Saudi Arabia transfers Aramco shares worth $US80bn to wealth fund
The transfer of a 4 per cent stake in the world’s most valuable oil company is part of the Kingdom’s efforts to diversify the energy-dependent economy.
Saudi Arabia has transferred shares worth about $US80bn in oil giant Aramco to its wealth fund as part of efforts to diversify the kingdom’s hydrocarbon-dependent economy.
The transfer of a 4 per cent stake in state-owned Saudi Arabian Oil Co, known as Aramco, will support the Public Investment Fund’s plan to grow its assets under management to more than $US1 trillion by 2025, from about $US480bn, the Saudi government said.
Stung by low energy prices in recent years that forced Saudi Arabia to cut investments and subsidies at home, the government under Crown Prince Mohammed bin Salman, the kingdom’s day-to-day ruler, is attempting to widen its sources of non-oil income in a hurry.

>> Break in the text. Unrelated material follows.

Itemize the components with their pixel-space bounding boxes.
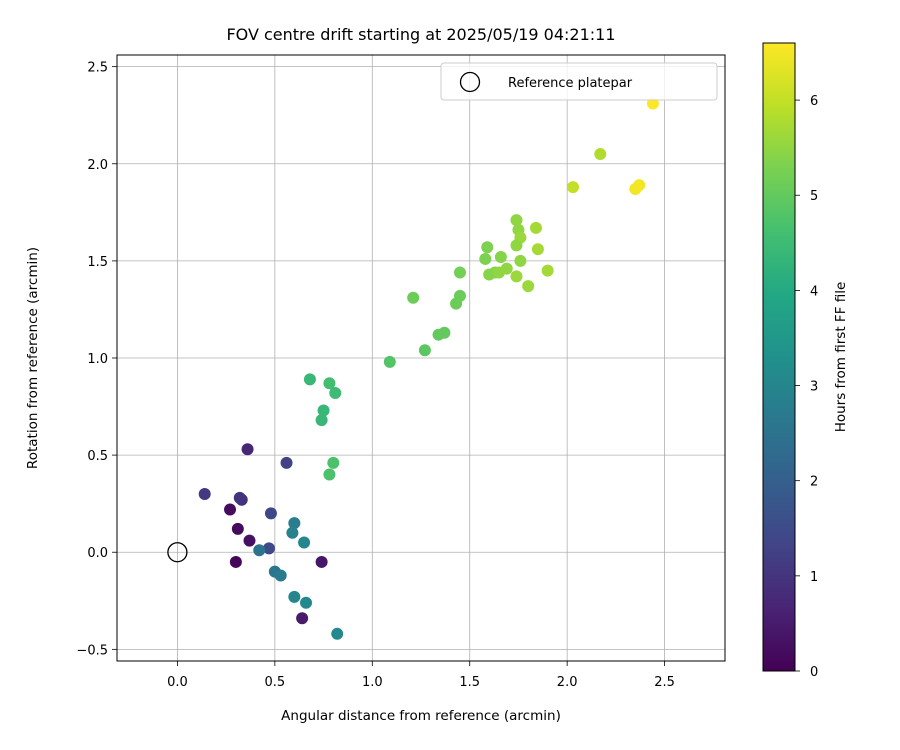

The risk of deeper economic trouble as the world pivots away from hydrocarbons has accelerated that push. High oil prices are helping finance some of those plans.
The Saudi government, which will remain the largest shareholder in Aramco with a stake of more than 94 per cent, has sought to monetise the country’s massive oil assets and use the proceeds to invest in industries outside of oil as part of Prince Mohammed’s plan to restructure the economy by 2030.

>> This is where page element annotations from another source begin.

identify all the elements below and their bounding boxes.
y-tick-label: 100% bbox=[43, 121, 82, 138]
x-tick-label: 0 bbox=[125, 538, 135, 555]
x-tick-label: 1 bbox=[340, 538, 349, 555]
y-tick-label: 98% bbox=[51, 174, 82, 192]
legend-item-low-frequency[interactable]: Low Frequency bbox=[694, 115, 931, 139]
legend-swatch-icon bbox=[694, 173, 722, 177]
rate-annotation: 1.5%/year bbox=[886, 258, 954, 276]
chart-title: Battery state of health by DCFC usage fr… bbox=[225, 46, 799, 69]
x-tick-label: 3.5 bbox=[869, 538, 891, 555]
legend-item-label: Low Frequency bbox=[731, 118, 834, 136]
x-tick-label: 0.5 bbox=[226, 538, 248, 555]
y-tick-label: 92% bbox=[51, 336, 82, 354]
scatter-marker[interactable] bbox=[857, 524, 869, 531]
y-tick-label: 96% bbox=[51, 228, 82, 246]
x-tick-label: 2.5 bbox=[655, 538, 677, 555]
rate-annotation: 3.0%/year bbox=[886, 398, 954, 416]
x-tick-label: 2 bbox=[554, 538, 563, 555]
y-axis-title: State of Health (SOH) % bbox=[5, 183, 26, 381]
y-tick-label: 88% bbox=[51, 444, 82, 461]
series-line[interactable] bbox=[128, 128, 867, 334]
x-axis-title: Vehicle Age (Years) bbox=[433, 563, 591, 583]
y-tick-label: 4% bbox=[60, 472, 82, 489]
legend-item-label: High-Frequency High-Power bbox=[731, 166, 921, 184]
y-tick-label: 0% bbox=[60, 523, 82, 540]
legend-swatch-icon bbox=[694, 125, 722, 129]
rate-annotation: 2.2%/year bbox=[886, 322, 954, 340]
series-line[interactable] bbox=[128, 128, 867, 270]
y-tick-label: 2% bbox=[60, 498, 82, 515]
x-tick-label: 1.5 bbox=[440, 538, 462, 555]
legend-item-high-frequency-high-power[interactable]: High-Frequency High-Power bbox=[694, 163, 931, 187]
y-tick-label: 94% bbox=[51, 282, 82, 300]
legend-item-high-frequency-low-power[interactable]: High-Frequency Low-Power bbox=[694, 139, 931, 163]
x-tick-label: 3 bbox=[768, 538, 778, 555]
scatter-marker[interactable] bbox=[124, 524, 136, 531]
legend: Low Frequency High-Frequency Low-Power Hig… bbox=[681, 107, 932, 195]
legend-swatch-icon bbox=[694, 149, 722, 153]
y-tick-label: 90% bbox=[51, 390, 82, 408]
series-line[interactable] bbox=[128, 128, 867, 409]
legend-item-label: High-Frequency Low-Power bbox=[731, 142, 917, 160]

He has tasked PIF to invest in companies and industries untethered to hydrocarbons. The government had also transferred the $US29.4bn it raised from Aramco’s initial public offering in 2019 on the Saudi stock exchange to the PIF to deploy.

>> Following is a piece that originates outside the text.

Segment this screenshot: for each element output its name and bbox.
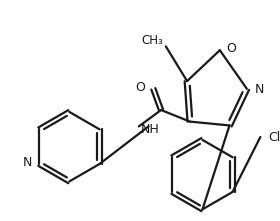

PIF is planning to use the Aramco stake as collateral to raise lower-cost debt in the international markets, people familiar with the wealth fund’s plan said. But other options remain open.
Besides raising debt, analysts say PIF could sell the shares in the market in phases or in chunks to strategic investors. The wealth fund has multiple options to monetise the Aramco stake and, unlike the government, can be more discreet with its fundraising plans.
Earlier this month, the kingdom restarted plans to list more shares of Aramco, the world’s most valuable oil company, with an ambition to sell as much as a $US50bn stake, which at current valuations would be 2.5 per cent of the company. The listing of shares would be by far the largest in the history of capital markets and could prove difficult to pull off.
Riyadh has floated several plans over the years aimed at raising funds via Aramco, some of which have ultimately faltered or been abandoned.
The share transfer to PIF will help bolster the fund’s strong financial position and its high credit rating. Ratings agency Fitch has assigned PIF an “A” rating, while Moody’s gave it an “A1” rating, as the fund prepares to tap the international debt markets.
The fund started raising bank debt in 2018 with an $US11bn facility, followed by a $US10bn loan in 2019 that was repaid a year later. Its governor, Yasir al-Rumayyan, said in September that PIF was working with BlackRock on an environmental, social and governance framework and planned to issue its debut green bonds soon.
Meanwhile, the wealth fund will also start receiving dividends from Aramco and can market itself as a bigger fund while competing with others for global assets.
The fund, which had assets under management of about $US150bn in 2015, has used the cash it has received or raised since then to invest in businesses as diverse as electric-vehicle manufacturer Lucid Motors, Citigroup and the Premier League soccer club Newcastle United. It invested billions in SoftBank’s Vision Fund.
It has also played a more active role in the global markets after receiving $US40bn from the kingdom’s reserves in early 2020, and plans to invest another $US10bn in listed stocks this year.
Some PIF officials, however, have privately questioned the fund’s strategy, given its mixed record investing internationally and its struggles to attract significant foreign capital to help finance domestic projects.
Some foreign investors also became cautious on plans in the kingdom after men working for Prince Mohammed killed dissident journalist Jamal Khashoggi in late 2018. Riyadh says the crown prince wasn’t involved in the killing.